El
espacio mediterráneo está devorado por las montañas. Ahí están,
llegando a la orilla, abusivas, apiñadas unas contra otras,
esqueleto y telón de fondo inevitable de los paisajes. Dificultan la
circulación, torturan las carreteras, limitan el espacio reservado a
las alegres campiñas, a las ciudades, al trigo, a la vid, incluso al
olivo, pues la altitud, tarde o temprano, puede con la actividad de
los hombres. Tanto como al mar liberador, pero durante mucho tiempo
cargado de peligros y poco o nada utilizado, los hombres del
Mediterráneo se han visto abocados a la montaña, donde en general
(las excepciones confirman la regla) sólo puede desarrollarse, y
mantenerse, Dios sabe como, una vida primitiva.

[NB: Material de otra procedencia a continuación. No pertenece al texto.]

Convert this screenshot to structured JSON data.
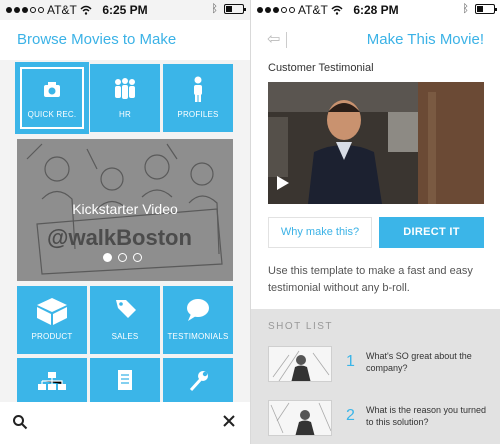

El Mediterráneo de
las llanuras, a falta de sitio, se reduce en general a escasas
bandas, a unos puñados de tierra cultivada. Más allá, comienzan
los senderos escarpados, duros con el paso de los hombres y de los
animales.
Es
más, el llano, sobre todo cuando alcanza dimensiones importantes,
será a menudo el territorio de las aguas sin control. Habrá que
arrebatárselo a la marisma hostil. La fortuna de los etruscos se
debió, en parte, al arte de sanear las tierras bajas semiinundadas.

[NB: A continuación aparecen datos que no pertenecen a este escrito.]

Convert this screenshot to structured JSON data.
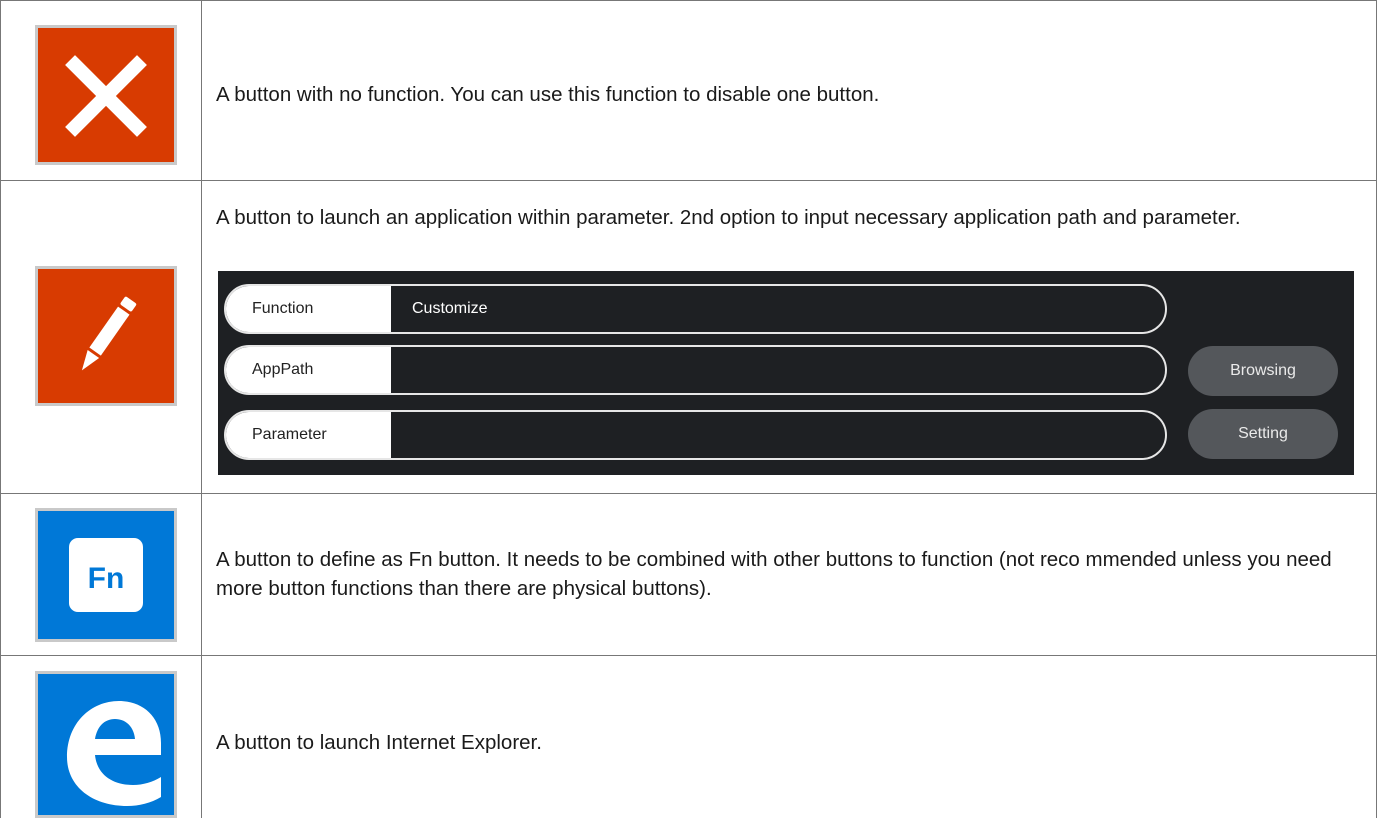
{
  "rows": [
    {
      "icon": "x-icon",
      "description": "A button with no function. You can use this function to disable one button."
    },
    {
      "icon": "pencil-icon",
      "description": "A button to launch an application within parameter. 2nd option to input necessary application path and parameter."
    },
    {
      "icon": "fn-key-icon",
      "icon_text": "Fn",
      "description": "A button to define as Fn button. It needs to be combined with other buttons to function (not reco mmended unless you need more button functions than there are physical buttons)."
    },
    {
      "icon": "edge-browser-icon",
      "description": "A button to launch Internet Explorer."
    }
  ],
  "panel": {
    "function_label": "Function",
    "function_value": "Customize",
    "apppath_label": "AppPath",
    "apppath_value": "",
    "parameter_label": "Parameter",
    "parameter_value": "",
    "browsing_button": "Browsing",
    "setting_button": "Setting"
  },
  "colors": {
    "red_tile": "#d83b01",
    "blue_tile": "#0078d7",
    "panel_bg": "#1e2023",
    "dark_button": "#54575b"
  }
}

Evidentemente, cuanto más extensa es la llanura más difícil es el
trabajo, más ingrato, más tardío. La desmesurada llanura del Po,
donde se precipitan los ríos salvajes que bajan de los Alpes y de
los Apeninos, fue tierra de nadie durante casi toda la época
prehistórica. El hombre sólo se instalará allí a partir de las
ciudades palustres de las Terramaras, hacia el siglo XV antes de
Cristo.
En
general, la vida brota más espontáneamente en las tierras altas,
inmediatamente aprovechables, que al nivel del mar Mediterráneo. Las
llanuras sometidas, sólo accesibles al hombre inmerso en sociedades
obedientes, nacen del trabajo colectivo y de su eficacia. Son la otra
cara de las tierras altas, encaramadas, pobres, libres, con las que
establecer un diálogo necesario, aunque temeroso. La llanura se
siente, se considera superior; come hasta hartarse, alimentos
escogidos; no obstante, no deja de ser una presa, con sus ciudades,
sus riquezas, sus tierras feraces, sus caminos abiertos. Telémaco
mira con condescendencia a los montañeses del Peloponeso, comedores
de bellotas. Lógicamente, Campania o Apulia viven aterrorizadas por
los campesinos de los Abrazos, pastores que se abalanzan con sus
rebaños sobre las cálidas llanuras al empezar el invierno. A fin de
cuentas, los hombres de Campania prefieren el bárbaro romano al
bárbaro de las alturas. El servicio que Roma presta a la Italia del
Sur, en el siglo III, es reducir a la obediencia y al orden el macizo
salvaje y temible de los Abrazos.
El
drama de las incursiones montañesas es moneda corriente y podemos
encontrarlo en cualquier época, en cualquier región del mar. La
vida enfrenta machaconamente a los hombres de las alturas, comedores
de bellotas o de castañas, cazadores de animales salvajes,
vendedores de pieles, de cuero, de cabezas de ganado, siempre
dispuestos a emprender la marcha y emigrar, con las gentes del llano,
apegadas a la tierra, sometidos los unos, soberbios los otros, amos
de las tierras, de los resortes del poder, de los ejércitos, de las
ciudades, de los barcos que recorren los mares. Es el diálogo, aún
presente en nuestros días, entre la nieve y el frío de las alturas
austeras y las tierras bajas donde florecen los naranjos y las
civilizaciones.
En
realidad, mucho cambia la cosa de la azotea a la planta baja. Aquí,
progresar, allá tratar de vivir. Incluso las cosechas, a unas horas
de marcha, no se rigen por el mismo calendario. El trigo, que se
esfuerza por subir todo lo que puede, madura dos meses más tarde en
las tierras altas que al nivel del mar, así que los accidentes
meteorológicos no pueden tener el mismo significado para las
cosechas en función de la altitud. Una lluvia tardía en abril o en
mayo es una bendición en la montaña y una catástrofe en el llano,
donde el trigo casi maduro podría enmohecerse y pudrirse. Estas
observaciones son tan válidas para la Creta minoica como para la
Siria del siglo XVII después de Cristo, o la Argelia de nuestros
días.
F.
Braudel "Memorias del Mediterráneo"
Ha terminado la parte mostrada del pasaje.